Cronaca

A Meolo la simbiosi uomo-ambiente diventa un tour

27 Maggio 2020

Area di rimboschimento di 18 ettari nata nel 1998 con la messa a dimora di 34mila alberi e arbusti, il Bosco Belvedere ospita attualmente un impianto di depurazione delle acque reflue urbane di Piave Servizi e un Ecocentro comunale gestito da Veritas.

Le indagini ambientali condotte nell’ambito del progetto di valorizzazione dell’area, portato avanti da Piave Servizi insieme al Comune di Meolo ed altri enti del territorio, hanno verificato che il bosco non subisce “stress” causati dalle strutture impiantistiche presenti al suo interno, entrambe ad alta vocazione ambientale, ma costituisce al contrario un modello virtuoso replicabile di “simbiosi ambiente /impianto”.
Una simbiosi che si concretizza ad esempio nella compensazione dell’impronta di carbonio prodotta dalle strutture grazie alla capacità di riassorbimento naturale del bosco, che riceve in cambio un beneficio ambientale dal rilascio di effluenti depurati e la raccolta controllata di rifiuti urbani, o nella prosperità del verde grazie all’acqua depurata dall’impianto di Piave Servizi, cui il bosco attinge.

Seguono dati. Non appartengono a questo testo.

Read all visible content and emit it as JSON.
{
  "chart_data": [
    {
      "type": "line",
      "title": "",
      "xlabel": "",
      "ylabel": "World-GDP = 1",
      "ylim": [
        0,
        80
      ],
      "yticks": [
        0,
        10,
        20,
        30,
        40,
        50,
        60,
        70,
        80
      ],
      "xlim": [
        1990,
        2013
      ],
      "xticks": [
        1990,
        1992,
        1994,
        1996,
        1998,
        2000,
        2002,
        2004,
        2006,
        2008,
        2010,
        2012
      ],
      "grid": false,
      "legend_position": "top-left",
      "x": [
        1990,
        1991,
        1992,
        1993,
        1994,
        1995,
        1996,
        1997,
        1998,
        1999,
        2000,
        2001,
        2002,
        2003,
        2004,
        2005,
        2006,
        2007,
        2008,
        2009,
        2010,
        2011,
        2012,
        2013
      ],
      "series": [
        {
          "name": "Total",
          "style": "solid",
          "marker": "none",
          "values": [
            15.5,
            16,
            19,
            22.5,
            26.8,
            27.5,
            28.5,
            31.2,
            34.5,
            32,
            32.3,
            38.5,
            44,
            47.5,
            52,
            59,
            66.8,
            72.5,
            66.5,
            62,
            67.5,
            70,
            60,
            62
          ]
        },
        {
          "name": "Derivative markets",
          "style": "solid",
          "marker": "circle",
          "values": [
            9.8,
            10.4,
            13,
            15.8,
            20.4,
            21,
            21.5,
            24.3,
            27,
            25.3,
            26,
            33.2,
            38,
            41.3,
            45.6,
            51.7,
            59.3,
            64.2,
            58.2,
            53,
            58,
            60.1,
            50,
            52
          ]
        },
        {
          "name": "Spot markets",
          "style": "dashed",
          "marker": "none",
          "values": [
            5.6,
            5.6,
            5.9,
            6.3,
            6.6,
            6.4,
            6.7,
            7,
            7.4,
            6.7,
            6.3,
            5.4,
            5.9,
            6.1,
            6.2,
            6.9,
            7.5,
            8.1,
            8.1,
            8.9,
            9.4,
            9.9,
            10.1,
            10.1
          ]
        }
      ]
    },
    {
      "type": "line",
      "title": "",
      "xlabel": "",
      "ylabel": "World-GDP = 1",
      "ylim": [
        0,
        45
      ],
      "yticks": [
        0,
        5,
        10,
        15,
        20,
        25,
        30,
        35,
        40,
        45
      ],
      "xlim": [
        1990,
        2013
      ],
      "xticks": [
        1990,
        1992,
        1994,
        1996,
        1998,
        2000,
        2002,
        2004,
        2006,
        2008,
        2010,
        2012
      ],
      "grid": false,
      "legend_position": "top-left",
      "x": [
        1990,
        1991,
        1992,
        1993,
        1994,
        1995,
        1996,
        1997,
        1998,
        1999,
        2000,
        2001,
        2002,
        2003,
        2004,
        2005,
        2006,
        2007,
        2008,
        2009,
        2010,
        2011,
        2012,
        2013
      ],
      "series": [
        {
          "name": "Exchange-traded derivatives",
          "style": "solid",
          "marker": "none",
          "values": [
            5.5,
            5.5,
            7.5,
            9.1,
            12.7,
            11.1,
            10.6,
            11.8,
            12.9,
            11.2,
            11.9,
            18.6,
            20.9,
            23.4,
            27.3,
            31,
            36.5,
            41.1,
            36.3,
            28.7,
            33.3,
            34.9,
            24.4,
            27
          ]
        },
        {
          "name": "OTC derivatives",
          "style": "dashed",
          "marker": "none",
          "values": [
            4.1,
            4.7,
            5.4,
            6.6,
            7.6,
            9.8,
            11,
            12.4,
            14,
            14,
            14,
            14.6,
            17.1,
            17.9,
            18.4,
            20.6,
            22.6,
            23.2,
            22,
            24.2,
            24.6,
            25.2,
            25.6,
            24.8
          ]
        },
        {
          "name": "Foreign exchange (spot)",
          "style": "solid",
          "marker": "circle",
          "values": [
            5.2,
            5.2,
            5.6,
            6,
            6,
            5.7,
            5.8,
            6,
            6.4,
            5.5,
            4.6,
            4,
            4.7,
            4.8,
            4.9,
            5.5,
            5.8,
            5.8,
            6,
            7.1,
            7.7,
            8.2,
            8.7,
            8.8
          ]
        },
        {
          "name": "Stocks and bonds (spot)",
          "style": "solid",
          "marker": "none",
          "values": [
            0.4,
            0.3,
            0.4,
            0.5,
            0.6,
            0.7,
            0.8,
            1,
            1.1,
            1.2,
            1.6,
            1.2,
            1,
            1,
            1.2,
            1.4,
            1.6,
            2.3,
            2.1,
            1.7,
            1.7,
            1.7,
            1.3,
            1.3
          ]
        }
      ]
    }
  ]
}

Flora e fauna sono state censite e analizzate da un comitato scientifico, che ha evidenziato che il bosco, seppur di origine artificiale, ha una sua maturità, stabilità e biodiversità consolidata.

Il bosco risulta quindi un’area naturalistica in cui aspetti ambientali, paesaggistici e storico – culturali si intrecciano, un prezioso esempio di patrimonio naturale legato alla tutela della biodiversità e agli obiettivi di sviluppo sostenibile. Un esempio positivo di convivenza tra biodiversità e attività antropiche che è bene raccontare: nasce così un vero e proprio percorso digitale geo-referenziato che, tramite un’audioguida scaricabile gratuitamente sul proprio smartphone per mezzo di un QR code, accompagna il visitatore proponendo anche approfondimenti, video e interviste nei vari punti del percorso.

L’itinerario è stato inserito nella più ampia piattaforma digitale del Water Museum of Venice per facilitarne la diffusione.

Mentre l’audioguida digitale è stata realizzata dal Centro internazionale civiltà dell’acqua.

La visita al bosco si snoda lungo un sentiero di quasi due chilometri immerso nella natura, con accesso da via San Filippo o da via Marteggia.

Piave Servizi ha infine ideato un percorso didattico, “A spasso con Tina”: un percorso tra il reale e il virtuale, una storia nata per raccontare con la voce della goccia d’acqua Tina la profonda vocazione ecologica dell’impianto ai più piccoli, puntando alla promozione di un turismo ambientale rispettoso.